The challenge here is that it's not a question of "code both and see which runs best", the question is whether the benefits (from being able to leverage ongoing work by the llvm community) will outweigh the costs (from replacing the current GPU-centric-ish IRs with an arguably CPU-centric IR plus GPU extensions and GPU-aware middleware) over time.
It's a very timely question, but even an initial implementation is only likely to demonstrate that llvm IR can work "OK" with GPUs. The big argument in favor of this proposal is that CPUs and GPUs are becoming more alike over time. I hadn't really thought of GPU architecture in terms of AoS or SoA, so I'll probably have to read the proposal a few times to get those terms mapped onto SIMD and superscalar/VLIW
Keith W summed the situation up pretty well :
So basically I think it's necessary to figure out what would
constitute evidence that LLVM is capable of doing the job, and make
getting to that point a priority.
If it can't be done, we'll find out quickly, if it can then we can
stop debating whether or not it's possible.
I don't think there's much difference in terms of inherent scalability - the discussion is primarily about the shader processing part of the graphics pipe, which I don't *think* is a significant performance bottleneck today anyways.
The best analogy I can come up with is that there are a few different lines of people disappearing off into the distance, and the question is which line is going to move faster over the next few years... bearing in mind that it costs a year or so every time we change lines...
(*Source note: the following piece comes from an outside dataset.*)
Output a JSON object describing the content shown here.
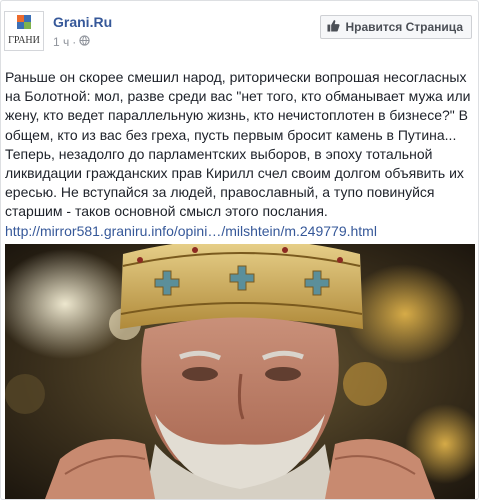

As for performance, there are a lot more low hanging fruit than an optimized compiler at this point (at least for the open source radeon driver). Things like surface tiling, pageflipping, fast clears, and Z related features (HiZ, etc.) will provide much larger performance gains than optimizing the instructions sent to the shader. An optimized shader compiler is like going from -O0 to -O1 or -02 in gcc.
it's more like going from standard fpu to an sse3 optimised path. since the shaders usualy run massively paralel on a lot of pixels, shaving off s few instructions in optimisation does have significant impact on the overall performance.
what I like in the proposal is the universal shader compiler that seems to be the future goal. this means it will look exactly like gcc (with all the benefits of switching architectures with compiler options and not having to recode the whole shader). of course with some HW limitations :-)
I think tiling is coming for r600g (arlied is working on it), Z is not yet implemented in any ways.
Pageflipping might be in the kernel already.
I have no idea about fast clears.
Are there plans to do these in the foreseeable future?
By the way, this new compiler won't happen in the near future, so by the time it is done radeon might very well be at the point where this will be the biggest bottleneck...
I also think that there will be an intermediate solution here. Just like old ati and nvidia chips are not suitable for gallium drivers I think some cards will have this unified compilers while older ones will have to live with what they already have.
Just my not-very-insightful opinion...
After reading the Mesa-dev thread, it seems this is also targeted for general purpose computing on shaders and making it "easy". Getting mindshare off the GPUs to coprocessors. I'd very much like to see GNU Radio FIR filter blocks implemented on the GPU
OK so this is a two step thing. First step is just planting it there in the stack and leaving driver devs to their business. No problem, right?
Later on with newer GPU's, driver devs can target the Glass IR from the get go instead. Still no problem, right?
Initial drm tiling support was added in 2.6.36 and to mesa and the ddx, but that just enabled 1D tiling for render targets. Textures are still not tiled and you get larger performance gains with 2D tiling. Dave is working on tiling support now in r600g. Jerome and I have written a few patches to implement pageflipping support, but nothing is upstream yet. Fast clears and HiZ, etc., are not implemented yet.
But there is a problem in this sweet transition; namely state trackers... =x
Or do state trackers simply cut the layer between device A and B?